Nel 1854, nominato professore di chimica alla facoltà di scienze di Lilla, Pasteur iniziò a occuparsi di fermentazione, stimolato dalle richieste dei produttori di bevande alcoliche della regione. A quel tempo il vino veniva preparato aggiungendo lievito al mosto che poi riposava alcune settimane. La trasformazione del mosto in alcool si chiama fermentazione.
Dopo la fermentazione il vino passava nelle botti prima di essere imbottigliato. Alcune volte il vino diventava acido e imbevibile. Gli scienziati dell’epoca ritenevano che la fermentazione alcolica fosse un fenomeno esclusivamente chimico; Pasteur riuscì invece a dimostrare il ruolo essenziale svolto in questo processo dai microrganismi e in particolare dal lievito. Infatti esaminò il lievito e capì che le minuscole sfere che lo costituiscono erano esseri viventi. Scoprì, inoltre, che le cellule nel vino buono erano sferiche, quelle del vino cattivo erano più allungate. Giunse alla conclusione che quelle allungate non servissero a produrre alcool e fossero di una specie diversa. Per evitare l’inacidimento bisognava eliminarle.

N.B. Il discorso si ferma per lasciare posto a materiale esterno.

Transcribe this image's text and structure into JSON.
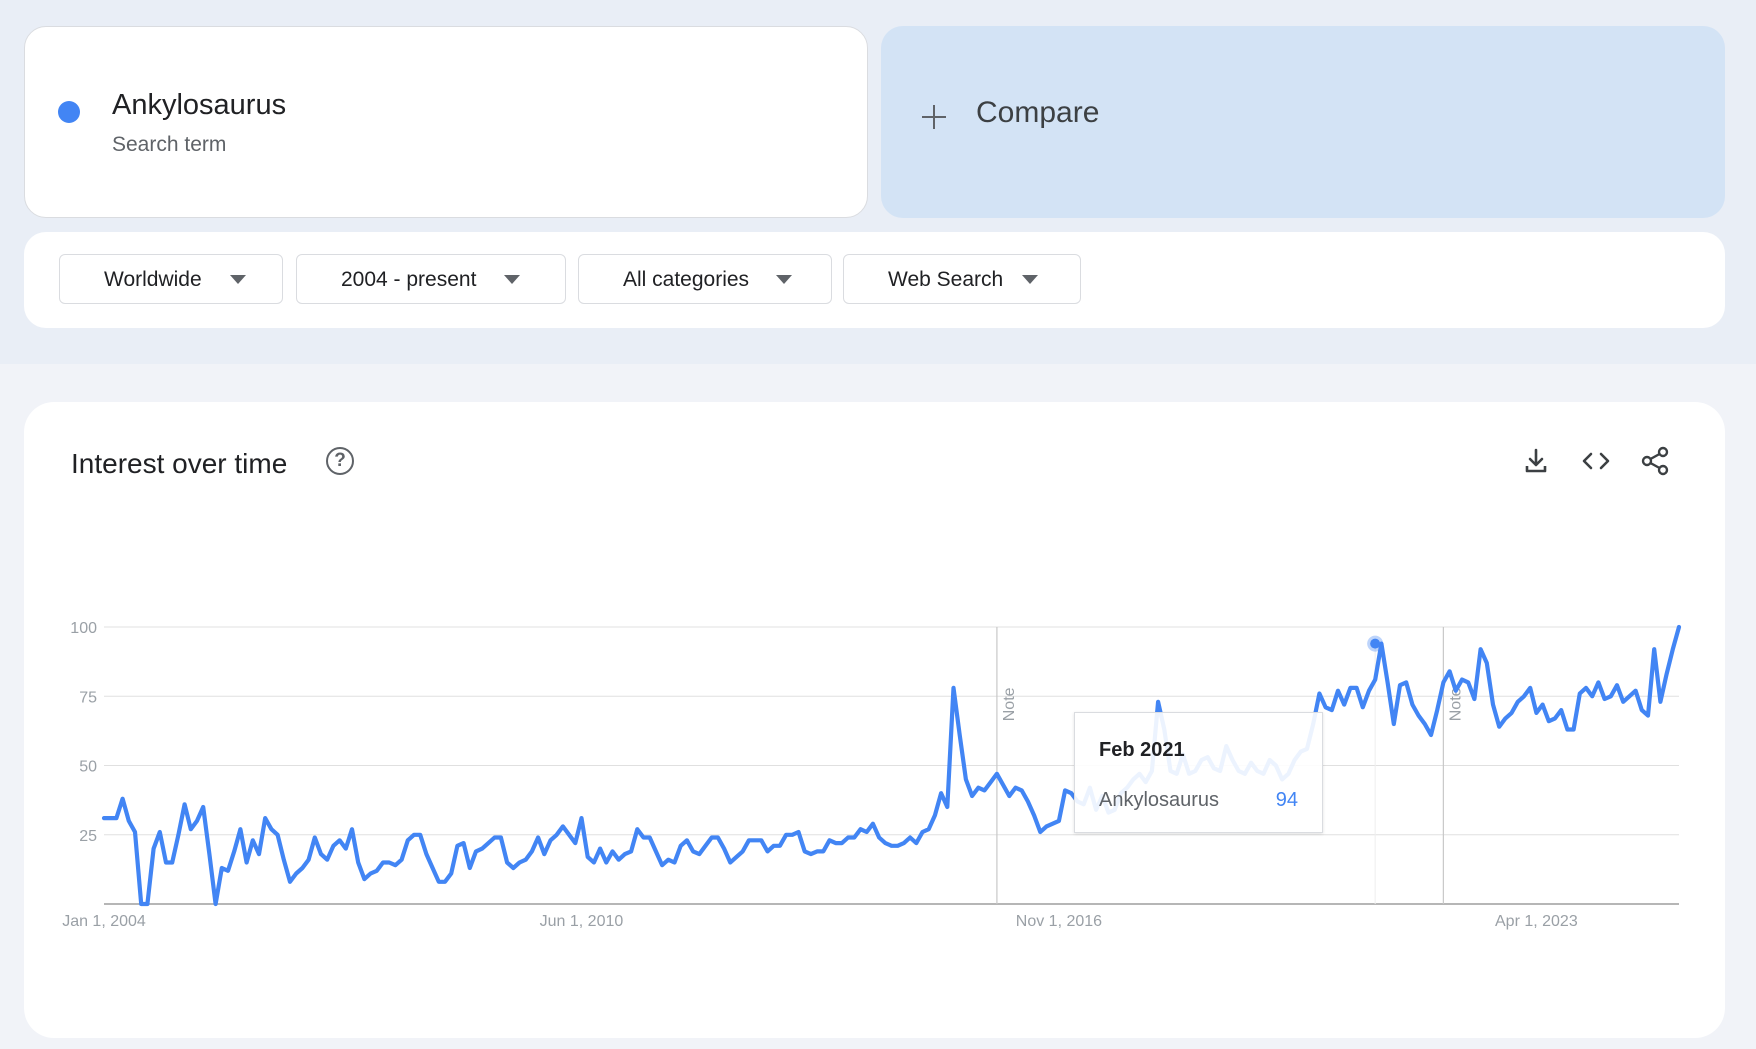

Pasteur scoprì che era sufficiente riscaldare il vino a 50 gradi per uccidere gli organismi indesiderati. Si trattava di eliminare sostanze quali l’acido lattico o l’acido acetico nelle bevande alcoliche che sono dovute alla persistenza, all’interno di questi prodotti, di microrganismi di varia natura, tra cui i batteri. Grazie a queste scoperte fu possibile elaborare sistemi efficaci di eliminazione dei microrganismi dannosi, che rappresentavano un grave problema economico per l’industria vinicola. L’interesse di Pasteur per la birra richiese invece una spinta ben più decisa, lo scoppio della guerra franco-prussiana del 1870-1871. L’odio nei confronti degli invasori tedeschi lo indusse a sfidare il nemico in uno dei settori in cui si sentiva più forte: la produzione della birra. La Germania faceva infatti della birra non solo un suo emblema, ma anche uno dei capisaldi della sua industria agricola.
Secondo Pasteur la Francia avrebbe dovuto competere con i tedeschi, producendo una birra di migliore qualità e, soprattutto, facile da esportare grazie alla lunga conservazione (il vino in questo caso aveva insegnato molto). La soluzione consisteva nell’utilizzare un lievito che fosse privo di contaminazioni, in grado di conservarsi a temperatura ambiente. Pasteur stesso provò a produrre birra con il suo nuovo metodo. Incoraggiò così alcuni produttori ad adottarlo e ottenne successi anche all’estero. In Danimarca Karl Jacobsen potè dare nuovo vigore all’industria paterna, la Carlsberg, grazie ai metodi di Pasteur, a tal punto da esporre 200 milioni di ettolitri di birra l’anno. L’estensione di queste ricerche ai problemi di conservazione del latte lo portarono a ideare il processo, oggi conosciuto con il nome di pastorizzazione, che consente di uccidere i microrganismi dannosi eventualmente presenti nel latte, portando il liquido a 60-70°C per breve tempo prima dell’imbottigliamento. In seguito, le tecniche di trattamento termico dei cibi si sono evolute e diversificate rispetto all’iniziale scoperta di Pasteur. L’aumento della temperatura infatti va a detrimento del contenuto nutrizionale degli alimenti. E per ottenere un prodotto igienicamente sicuro che conservi le proprietà originarie sono state studiate altre combinazioni temperatura-tempo, altrettanto efficaci ma meno dannose per il valore nutritivo. Altri trattamenti termici, segnalati dalle sigle HTST (High Temperature/Short Time) e UHT (Ultra High Temperature) che si trovano frequentemente sui nostri alimenti, sono stati introdotti in anni più recenti per migliorare la sicurezza dei prodotti e prolungarne la conservazione.